Jealousy, the green-eyed-monster that makes us green with envy! It’s true. We all have jealous moments. But sustained jealous feelings are not healthy. Over time, the lingering effects of jealousy lead to relationship problems. So how do we let those jealous feelings go?

First, we need to get at the root cause. The root of jealousy is usually insecurity. That insecurity is based in fear, fear of losing something or someone, or fear that you lack something you think you need. For example, you could be jealous over someone’s shoes, good looks, a happy marriage or their promotion at work. You wonder, why them, not me? Insecurity tells you that you aren’t good enough or important.

Don’t listen to that jealous voice. It is not based in the security of God’s love and unconditional acceptance. Rather it plays on a lack of trust that God will take care of you and provide for your needs.
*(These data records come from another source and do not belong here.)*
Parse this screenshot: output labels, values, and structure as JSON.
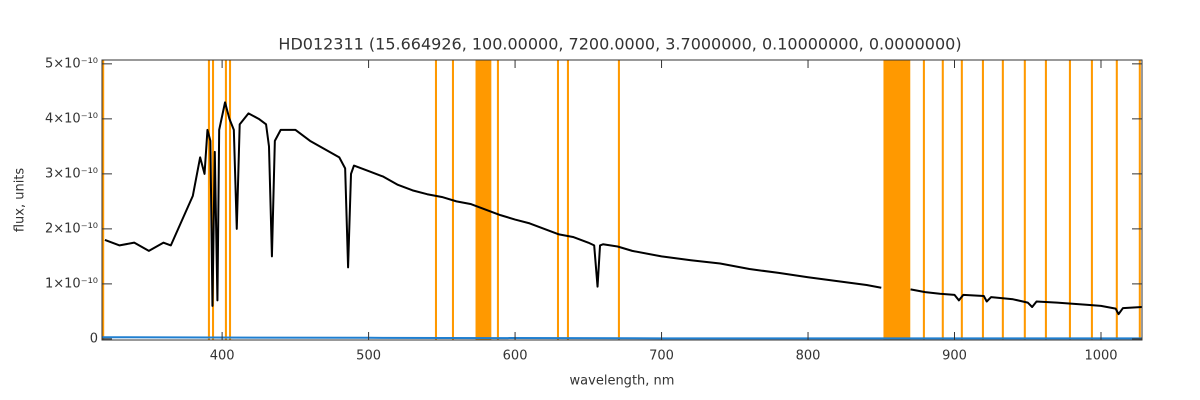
{
  "chart_data": {
    "type": "line",
    "title": "HD012311   (15.664926, 100.00000, 7200.0000, 3.7000000, 0.10000000, 0.0000000)",
    "x_label": "wavelength, nm",
    "y_label": "flux, units",
    "xlim": [
      318,
      1028
    ],
    "ylim": [
      -2e-12,
      5.07e-10
    ],
    "xticks": [
      400,
      500,
      600,
      700,
      800,
      900,
      1000
    ],
    "yticks": [
      0,
      {
        "value": 1e-10,
        "label": "1×10⁻¹⁰"
      },
      {
        "value": 2e-10,
        "label": "2×10⁻¹⁰"
      },
      {
        "value": 3e-10,
        "label": "3×10⁻¹⁰"
      },
      {
        "value": 4e-10,
        "label": "4×10⁻¹⁰"
      },
      {
        "value": 5e-10,
        "label": "5×10⁻¹⁰"
      }
    ],
    "band_color": "#ff9900",
    "bands": [
      [
        318,
        319.5
      ],
      [
        390.3,
        391.7
      ],
      [
        393.1,
        394.5
      ],
      [
        401.9,
        403.3
      ],
      [
        404.7,
        406.1
      ],
      [
        545.3,
        546.7
      ],
      [
        556.9,
        558.3
      ],
      [
        573,
        583.8
      ],
      [
        587.6,
        589
      ],
      [
        628.6,
        630
      ],
      [
        635.4,
        636.8
      ],
      [
        670.2,
        671.6
      ],
      [
        851.5,
        869.8
      ],
      [
        878.4,
        879.8
      ],
      [
        891.3,
        892.7
      ],
      [
        904.3,
        905.7
      ],
      [
        918.7,
        920.1
      ],
      [
        932.3,
        933.7
      ],
      [
        947.3,
        948.7
      ],
      [
        961.7,
        963.1
      ],
      [
        978.1,
        979.5
      ],
      [
        993.1,
        994.5
      ],
      [
        1010.1,
        1011.5
      ],
      [
        1025.8,
        1027.2
      ]
    ],
    "series": [
      {
        "color": "#000000",
        "x": [
          320,
          330,
          340,
          350,
          360,
          365,
          370,
          375,
          380,
          385,
          388,
          390,
          392,
          393.4,
          395,
          396.8,
          398,
          402,
          405,
          408,
          410,
          412,
          418,
          425,
          430,
          432,
          434,
          436,
          440,
          450,
          460,
          470,
          480,
          484,
          486,
          488,
          490,
          500,
          510,
          520,
          530,
          540,
          550,
          560,
          570,
          575,
          590,
          600,
          610,
          620,
          630,
          640,
          650,
          654,
          656.3,
          658,
          660,
          670,
          680,
          700,
          720,
          740,
          760,
          780,
          800,
          820,
          840,
          850,
          860,
          870,
          880,
          890,
          900,
          903,
          906,
          920,
          922,
          925,
          940,
          950,
          953,
          956,
          970,
          990,
          1000,
          1010,
          1012,
          1015,
          1028
        ],
        "values": [
          1.8e-10,
          1.7e-10,
          1.75e-10,
          1.6e-10,
          1.75e-10,
          1.7e-10,
          2e-10,
          2.3e-10,
          2.6e-10,
          3.3e-10,
          3e-10,
          3.8e-10,
          3.6e-10,
          6e-11,
          3.4e-10,
          7e-11,
          3.8e-10,
          4.3e-10,
          4e-10,
          3.8e-10,
          2e-10,
          3.9e-10,
          4.1e-10,
          4e-10,
          3.9e-10,
          3.5e-10,
          1.5e-10,
          3.6e-10,
          3.8e-10,
          3.8e-10,
          3.6e-10,
          3.45e-10,
          3.3e-10,
          3.1e-10,
          1.3e-10,
          3e-10,
          3.15e-10,
          3.05e-10,
          2.95e-10,
          2.8e-10,
          2.7e-10,
          2.63e-10,
          2.58e-10,
          2.5e-10,
          2.45e-10,
          2.4e-10,
          2.25e-10,
          2.17e-10,
          2.1e-10,
          2e-10,
          1.9e-10,
          1.85e-10,
          1.75e-10,
          1.7e-10,
          9.5e-11,
          1.7e-10,
          1.72e-10,
          1.68e-10,
          1.6e-10,
          1.5e-10,
          1.43e-10,
          1.37e-10,
          1.27e-10,
          1.2e-10,
          1.12e-10,
          1.05e-10,
          9.8e-11,
          9.3e-11,
          null,
          9e-11,
          8.5e-11,
          8.2e-11,
          8e-11,
          7e-11,
          8e-11,
          7.8e-11,
          6.8e-11,
          7.6e-11,
          7.2e-11,
          6.6e-11,
          5.8e-11,
          6.8e-11,
          6.6e-11,
          6.2e-11,
          6e-11,
          5.5e-11,
          4.5e-11,
          5.6e-11,
          5.8e-11
        ]
      },
      {
        "color": "#1f7fd0",
        "x": [
          318,
          500,
          700,
          900,
          1028
        ],
        "values": [
          3e-12,
          2e-12,
          1e-12,
          1e-12,
          1e-12
        ]
      }
    ]
  }
}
Interestingly, the Bible has quite a bit to say about jealousy and offers guidance on how to deal with it:

  1. Be aware of jealousy. It may be normal to have jealous thoughts, but it is not a positive emotion to nurture! Because jealousy creeps up from insecurity, it should not be fueled. Instead, identify the source of insecurity and what is driving those feelings. Realize that this emotion fights against trusting God.  James 3:14-15 warns us, “But if you have bitter jealousy and selfish ambition in your hearts, do not boast and be false to the truth. This is not wisdom that comes down from above, but is earthly, unspiritual, demonic.”
  2. Stop thinking about jealous feelings. This will only lead to anger and revenge. Proverbs 6:34 tells us, “For jealousy makes a man furious, and he will not spare when he takes revenge.” Therefore, we need to take jealous thoughts captive. Grab those thoughts, find our security in Christ, and confront the issues that are prompting these feelings. Ruminating on jealous thoughts fuels anger.
  3. Do not act on jealous feelings. Romans 13:13 Let us walk properly as in the daytime, not in orgies and drunkenness, not in sexual immorality and sensuality, not in quarreling and jealousy. Once we recognize jealous thoughts, take them captive and don’t allow them to fuel anger and revenge, our actions change. Here is an example. Sally is jealous of her husband’s new administrator who is quite attractive. Sally recently had a baby and feels insecure about her physical attractiveness. Yet her husband shows no signs of lacking interest in her. Sally identifies her jealous thought towards the administrator. She realizes it has everything to do with how insecure she feels about her own body. Then she takes that thought captive, “I’ve just had a baby. My body is bouncing back. It isn’t what it was, but that is normal and doesn’t mean my husband will look at other women. There is no evidence that my husband is interested in this woman. I need to talk to him and be reassured.” Sally talks to her husband who reassures her that he finds her even more attractive as a mom and will honor his vow to be faithful to her. Sally felt reassured. Her willingness to talk it out helped her overcome jealous feelings. She did not allow those feelings to take hold and do harm.

When you have a jealous feeling, be aware, know that it is based in insecurity, take the thought captive and replace it with the truth of your security in Christ, and talk it out so you don’t act on those feelings.